Maybe this is why Faces…tris III was so much worse a game than Tetris

This just brought back a totally wild memory. In like 1991-92 or so I had Welltris but only had a monochrome monitor. Because of this, the green pieces blended in with the background and were basically invisible. Silly me thought this was a part of the game and just went with it. Imagine my surprise a couple months later when I splurged on an 8-bit CRT (256 colors!!!) and found out that there were no invisible pieces.
posted by Literaryhero at 5:07 PM on April 26, 2022 [12 favorites]


if you found Bastet too easy, perhaps Hatetris will be more your style
posted by DoctorFedora at 6:31 PM on April 26, 2022 [2 favorites]


Using the trick of playing one bot's moves against another bot, I was able to finally score a line in Hateris.
posted by now i'm piste at 6:48 PM on April 26, 2022


Super Puzzle Fighter, which wasn't quite that, but did allow you to play against an opponent in interesting ways.

You should check out the Puyo Puyo series if you haven't! Pretty interesting PvP play, somewhat similar in complexity to Super Puzzle Fighter.
posted by SaltySalticid at 8:45 PM on April 26, 2022


I feel that there's some money to be made from a game designed around the 'Tetris Brain' phenomenon?
When you've been playing too long and do something else; but start mentally rotating the bookcase so it fits into the couch, which makes a line and clears that side of the room, etc.
A cross with Katamari Damacy, where you start out clearing a silverware drawer by making the jumbled forks 'spoon' each other; moving outdoors to an eventual 'Hey! the cruise ship fits into the stadium!' *blinka-blinka-blink*
posted by bartleby at 9:18 PM on April 26, 2022 [4 favorites]


You should look into the PS3 game Trash Panic sometime!
posted by DoctorFedora at 9:20 PM on April 26, 2022 [1 favorite]


When it comes to head-to-head puzzle games, I liked Magical Drop, and even moreso, Money Puzzle Exchanger. Combos send attack pieces, but in Magical Drop, those come in unevenly across different rows - which disrupts any combos you've set up. In MPE, the attacks just send compete rows pushing down the whole grid, which means everything you've set up is still intact, so it's much more practical to recover from a big attack and counter, which IMO makes for better gameplay.

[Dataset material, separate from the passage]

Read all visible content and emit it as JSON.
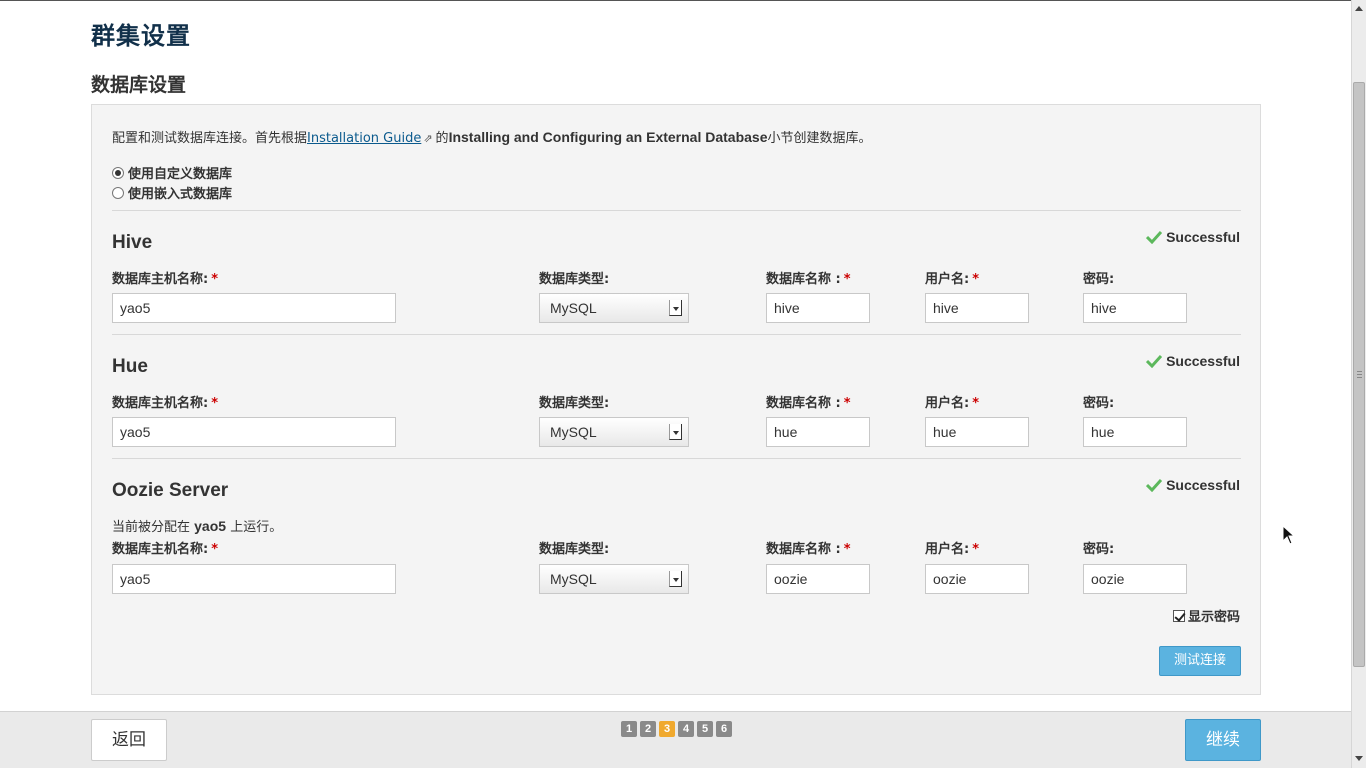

Also honorable mention to Yahoo! Towers, a columns clone where you are in teams of two, with pits of blocks adjacent so you can make matches that include your neighbor's pit. In that one the six colors of blocks have Y, A, H, O, O, and ! and if you spell YAHOO! then it sends attack blocks (but you send a lot more if you spell two crossing diagonal YAHOO!s or whatever). Plus you get attack and defense blocks with special abilities. Anyway for a browser based fast paced multiplayer game with 4 teams playing simultaneously over 1999's internet, I thought it was remarkably robust and also super fun.
posted by aubilenon at 9:24 PM on April 26, 2022


Oh man Money Idol/Puzzle Exchanger was such a weird notion of a game, but it was very cool. I really miss Puzzle Fighter though — that game was so good in so many ways (especially the HD Remix rebalance that made more than two characters competitively viable). The "the closer you are to losing, the more dangerous you become" structure was just so juicy.